Republicans on their own do not have enough votes to end the floor debate on Gorsuch’s nomination, a move known as cloture, under the current rules requiring 60 votes. They accuse Democrats of unfairly obstructing a qualified jurist, while Democrats argue that Gorsuch is too radical for the court.

In order to bypass Democrats’ opposition, Senate Majority Leader Mitch McConnell, R-Kentucky, is expected to invoke the so-called “nuclear option,” which would allow him to change Senate precedent on voting on Supreme Court cloture votes from a 60-vote threshold to a simple majority of 51 votes.

“One way or the other, we will confirm Judge Gorsuch,” McConnell told reporters Tuesday.

The actual proceedings that comprise the “nuclear option” are somewhat wonky. The majority leader and presiding officer, guided by parliamentary experts, go through a series of choreographed steps in which the leader suggests a change to the rules, the presiding officer challenges him, and then the leader calls a vote on a rules change, which only requires 51 votes.

After the rules change, the Senate will hold a second cloture vote, this one only requiring the simple majority.
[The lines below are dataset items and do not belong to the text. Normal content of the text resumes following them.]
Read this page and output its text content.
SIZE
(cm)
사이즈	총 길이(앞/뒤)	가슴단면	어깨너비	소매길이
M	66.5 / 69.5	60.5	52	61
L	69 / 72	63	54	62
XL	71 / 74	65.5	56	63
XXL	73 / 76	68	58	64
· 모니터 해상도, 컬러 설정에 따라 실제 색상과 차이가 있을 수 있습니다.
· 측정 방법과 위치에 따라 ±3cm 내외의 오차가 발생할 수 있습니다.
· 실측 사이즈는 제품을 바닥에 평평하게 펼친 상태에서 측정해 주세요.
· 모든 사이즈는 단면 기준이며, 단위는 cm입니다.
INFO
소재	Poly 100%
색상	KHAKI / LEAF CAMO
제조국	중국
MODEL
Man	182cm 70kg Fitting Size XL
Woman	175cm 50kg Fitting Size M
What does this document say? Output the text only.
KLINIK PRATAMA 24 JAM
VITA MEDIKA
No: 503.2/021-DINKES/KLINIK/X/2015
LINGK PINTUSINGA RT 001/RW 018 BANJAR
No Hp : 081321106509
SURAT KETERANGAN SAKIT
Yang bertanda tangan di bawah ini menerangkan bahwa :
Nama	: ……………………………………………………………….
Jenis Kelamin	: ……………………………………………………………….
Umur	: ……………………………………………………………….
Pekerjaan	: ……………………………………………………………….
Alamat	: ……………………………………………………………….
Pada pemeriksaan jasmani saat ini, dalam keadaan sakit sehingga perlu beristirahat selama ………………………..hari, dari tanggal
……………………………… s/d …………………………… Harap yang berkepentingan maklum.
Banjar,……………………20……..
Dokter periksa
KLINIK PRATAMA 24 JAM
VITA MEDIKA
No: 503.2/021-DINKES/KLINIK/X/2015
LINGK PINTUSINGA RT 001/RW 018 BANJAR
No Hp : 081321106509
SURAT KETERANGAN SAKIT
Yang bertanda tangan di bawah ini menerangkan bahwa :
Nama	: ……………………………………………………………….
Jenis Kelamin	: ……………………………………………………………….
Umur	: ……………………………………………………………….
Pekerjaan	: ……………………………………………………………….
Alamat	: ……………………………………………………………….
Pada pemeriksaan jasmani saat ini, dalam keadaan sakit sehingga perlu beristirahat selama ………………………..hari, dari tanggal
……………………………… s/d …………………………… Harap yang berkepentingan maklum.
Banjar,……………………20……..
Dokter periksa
Once passed, that vote starts the clock on a 30-hour debate period, after which time the Senate votes on the Gorsuch confirmation itself, likely sometime Friday afternoon or evening.

McConnell’s invocation of the “nuclear option” is not the first time it’s been done. Then-leader Harry Reid, D-Nevada, did the same thing in 2013 in response to what Democrats said was historic obstruction of President Barack Obama’s Cabinet nominees and lower-court judicial appointees. The margin was lowered on those votes, but the threshold for Supreme Court nominations went unchanged.